When Divina Loloma was living in Australia, her voice began to change.
It was 1987 and she'd left her home country, Fiji, in the aftermath of a violent military coup.
Sydney would offer her safety and better opportunities for education.
However, it didn't take long for Ms Loloma to discover much more — a place where she felt she could truly be herself.
"Coming to Australia in 1987 was something that was eye-opening for me," she told the ABC.
Growing up male, in an indigenous Fijian family with strong traditional beliefs, Ms Loloma said she had always felt slightly different.
In high school, she found herself attracted to men but did not identify as gay.
At 25, Ms Loloma met two people who would change the course of her life: transgender Pacific Islander women named Erona and Divina, who were living in Sydney at the time.
"Looking at them transit [from male to female] … looking after their health, looking after their mental capacities, reassuring themselves that they are able to live more peacefully.
"It was my dream come true," she said.
Australia was Divina's safe space
Ms Loloma began to see a pathway towards becoming the person she wanted to be.
She met a doctor and started hormone-assisted therapy, embarking on a transition to womanhood that wouldn't have been possible in Fiji.
"I felt safe [in Australia]. It was a safe space for me," she said.
However, the process wasn't easy. Ms Loloma was living with Fijian relatives in Sydney, but as her body began to change, she felt the urge to leave.
"The hormone assignment was changing myself, it was really changing my body structures. And then I started to develop breasts," she said.
"I had to be alone."
Bitter backlash at home
Ms Loloma had not told her family back in Fiji that she was transitioning, but when her voice began to change, her dad asked her what was going on.
Still, she kept her new identity a secret until she decided to return home a few years later when her father's health declined.
When Ms Loloma arrived at the airport in Fiji, journalists were waiting to photograph her and interview her about her transition.
In local newspapers the next day, Ms Loloma's father first learned that his child identified as a woman.
"It was right on the front page, 'Fiji's first sex change', and, for him, it was shocking," she said.
"I felt devastated because my family couldn't accept me the way I am."
Despite the backlash, Ms Loloma was tired of hiding who she truly was.
"I said to them, 'This is basically who I am and there's nothing that's going to change'," she said.
Determined to make a positive impact in her community, she began to advocate for marginalised and gender-diverse people in her country.
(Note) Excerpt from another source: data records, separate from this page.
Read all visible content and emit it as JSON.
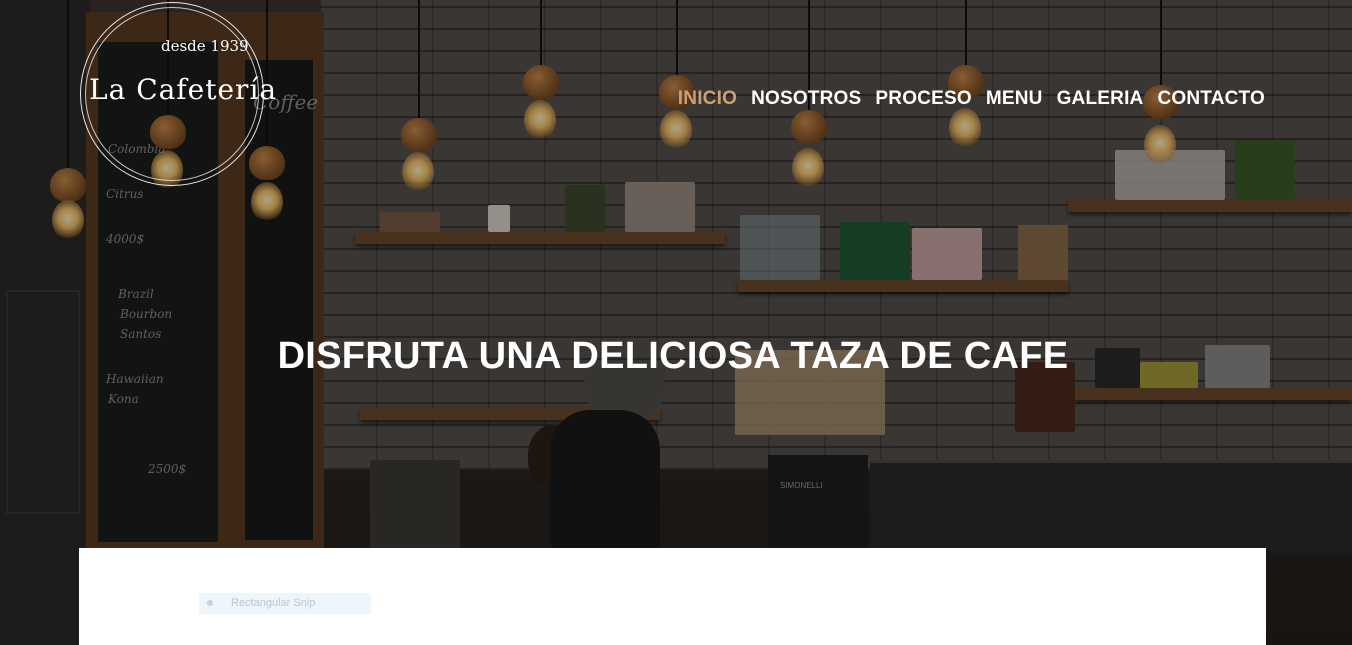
{
  "brand": {
    "since": "desde 1939",
    "name": "La Cafetería"
  },
  "nav": {
    "items": [
      {
        "label": "INICIO",
        "active": true
      },
      {
        "label": "NOSOTROS",
        "active": false
      },
      {
        "label": "PROCESO",
        "active": false
      },
      {
        "label": "MENU",
        "active": false
      },
      {
        "label": "GALERIA",
        "active": false
      },
      {
        "label": "CONTACTO",
        "active": false
      }
    ],
    "active_color": "#c9a072"
  },
  "hero": {
    "headline": "DISFRUTA UNA DELICIOSA TAZA DE CAFE"
  },
  "content": {
    "snip_label": "Rectangular Snip"
  }
}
She became chair of the anti-poverty organisation United Rescue Mission (Fiji) and got involved with Haus of Khameleon, a local transgender activist group.
Hopes to 'represent the most vulnerable'
Decades on, Ms Loloma is now vying to become Fiji's first transgender politician, running as a candidate for the National Federation Party (NFP), Fiji's oldest political party.
Ms Loloma said she wanted to focus on providing economic empowerment to young and marginalised people in Fiji.
"In the last 15 years, I feel that a lot of people have suffered and here we are. I stand to represent the most vulnerable," she told ABC.
NFP leader Biman Prasad said the party believed in the human rights of everyone, but did not elaborate on specific policies pertaining to the LGBTQI community.
With Fiji's election to be held on December 14, Ms Loloma has been campaigning across the country.
"Surprisingly, coming into these villages, they are very well accepting. They just want to hear what I have to say," she said.
For indigenous transgender woman and LGBTQI activist Ratu Eroni Ledua Dina, it's a significant moment.
"To have one of our own standing for election — the possibility of occupying space and having a seat in parliament — is a great milestone achieved for us," Ms Dina said.
She said there was a need for more trans-specific policies, particularly in the health and justice sectors.
"Like the provision of hormonal therapy and counselling," she said.
Ms Dina said transgender citizens tended not to access mainstream healthcare due to stigma, leading to higher rates of non-communicable diseases and sexually transmitted diseases.
"Trans people need their own spaces that protect them," she said.